The Hardware Foundation
The technology behind the scanner comes from a partnership with Butterfly Network, a company that has spent years developing semiconductor-based ultrasound technology. Midjourney signed a five-year exclusive licensing deal in November 2025, paying $15 million upfront plus $10 million in annual licensing fees, with additional milestone payments possible. The scanner uses 40 Butterfly Ultrasound-on-Chip imaging modules arranged in a ring through which users descend while submerged in water.
The scanner captures terabytes of data per session. Midjourney describes the data volume in striking terms: if you converted it to HD video, you would need to watch 500 hours of footage for every second of scan data. All of that gets processed by large-scale computation to reconstruct a three-dimensional image of your internal structures.
Regulatory Positioning
Midjourney is threading carefully here. The company is not launching with diagnostic claims. It will start by offering body composition maps, which describe what is there without making clinical assertions about disease. Body composition sits in a lower regulatory tier than diagnosis. The company says it will submit regular test results to the FDA to expand capabilities over time.
This approach mirrors the broader pattern of wellness companies operating in regulatory gray zones. Prenuvo and Ezra offer whole-body MRI scans under similar framings. The difference is Midjourney's stated ambition: 50,000 scanners and a billion scans per month by 2031.
Why the Spa Model Matters
Hospitals move slowly. Sales cycles take years. Insurance codes and FDA classifications create friction at every step. By building spas instead of clinics, Midjourney bypasses that entire infrastructure. People pay to generate the data while relaxing. The company gets scanning volume. Patients get health information without feeling like patients.

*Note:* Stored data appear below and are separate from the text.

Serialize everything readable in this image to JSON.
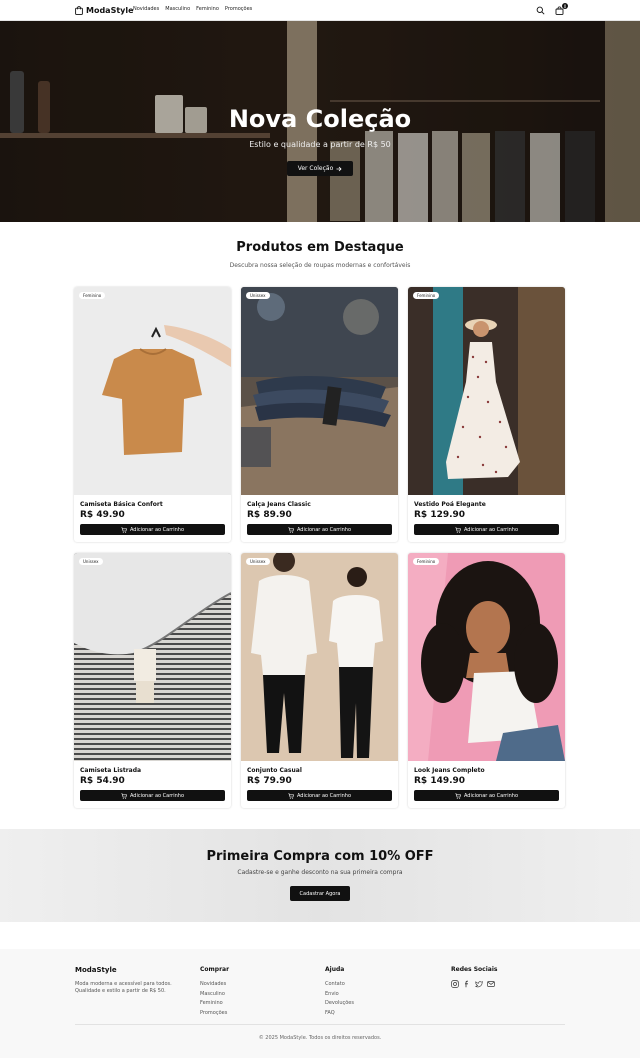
{
  "header": {
    "brand": "ModaStyle",
    "nav": [
      "Novidades",
      "Masculino",
      "Feminino",
      "Promoções"
    ],
    "cart_count": "0"
  },
  "hero": {
    "title": "Nova Coleção",
    "subtitle": "Estilo e qualidade a partir de R$ 50",
    "button": "Ver Coleção"
  },
  "featured": {
    "title": "Produtos em Destaque",
    "subtitle": "Descubra nossa seleção de roupas modernas e confortáveis",
    "add_label": "Adicionar ao Carrinho",
    "products": [
      {
        "tag": "Feminino",
        "name": "Camiseta Básica Confort",
        "price": "R$ 49.90"
      },
      {
        "tag": "Unissex",
        "name": "Calça Jeans Classic",
        "price": "R$ 89.90"
      },
      {
        "tag": "Feminino",
        "name": "Vestido Poá Elegante",
        "price": "R$ 129.90"
      },
      {
        "tag": "Unissex",
        "name": "Camiseta Listrada",
        "price": "R$ 54.90"
      },
      {
        "tag": "Unissex",
        "name": "Conjunto Casual",
        "price": "R$ 79.90"
      },
      {
        "tag": "Feminino",
        "name": "Look Jeans Completo",
        "price": "R$ 149.90"
      }
    ]
  },
  "promo": {
    "title": "Primeira Compra com 10% OFF",
    "subtitle": "Cadastre-se e ganhe desconto na sua primeira compra",
    "button": "Cadastrar Agora"
  },
  "footer": {
    "brand": "ModaStyle",
    "description": "Moda moderna e acessível para todos. Qualidade e estilo a partir de R$ 50.",
    "shop_title": "Comprar",
    "shop_links": [
      "Novidades",
      "Masculino",
      "Feminino",
      "Promoções"
    ],
    "help_title": "Ajuda",
    "help_links": [
      "Contato",
      "Envio",
      "Devoluções",
      "FAQ"
    ],
    "social_title": "Redes Sociais",
    "social_icons": [
      "instagram-icon",
      "facebook-icon",
      "twitter-icon",
      "mail-icon"
    ],
    "copyright": "© 2025 ModaStyle. Todos os direitos reservados."
  }
}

The company frames the long-term vision boldly, suggesting that enough early imaging could avoid 30% of all deaths and 50% of healthcare costs. That is a vision statement, not a clinical claim. But the underlying logic is sound: longitudinal data collected frequently enough, in a format people actually use, enables detection of changes before symptoms appear.
Skeptics have raised legitimate concerns about overdiagnosis, false positives, and whether routine screening of healthy populations actually helps. Those questions matter. They have persisted for decades across every screening modality. Midjourney is not solving them by building a faster scanner.
What the company may be solving is the adoption problem. If wearables like Oura have shown anything, it's that people will generate health data if the experience is pleasant and the friction is low. Midjourney is applying that insight to imaging: make the process enjoyable, and the data becomes a side effect.
The first San Francisco spa will test whether people actually show up. If they do, Midjourney will have something no hospital system has ever had: a path to longitudinal body imaging at consumer scale, captured while customers soak in hot tubs.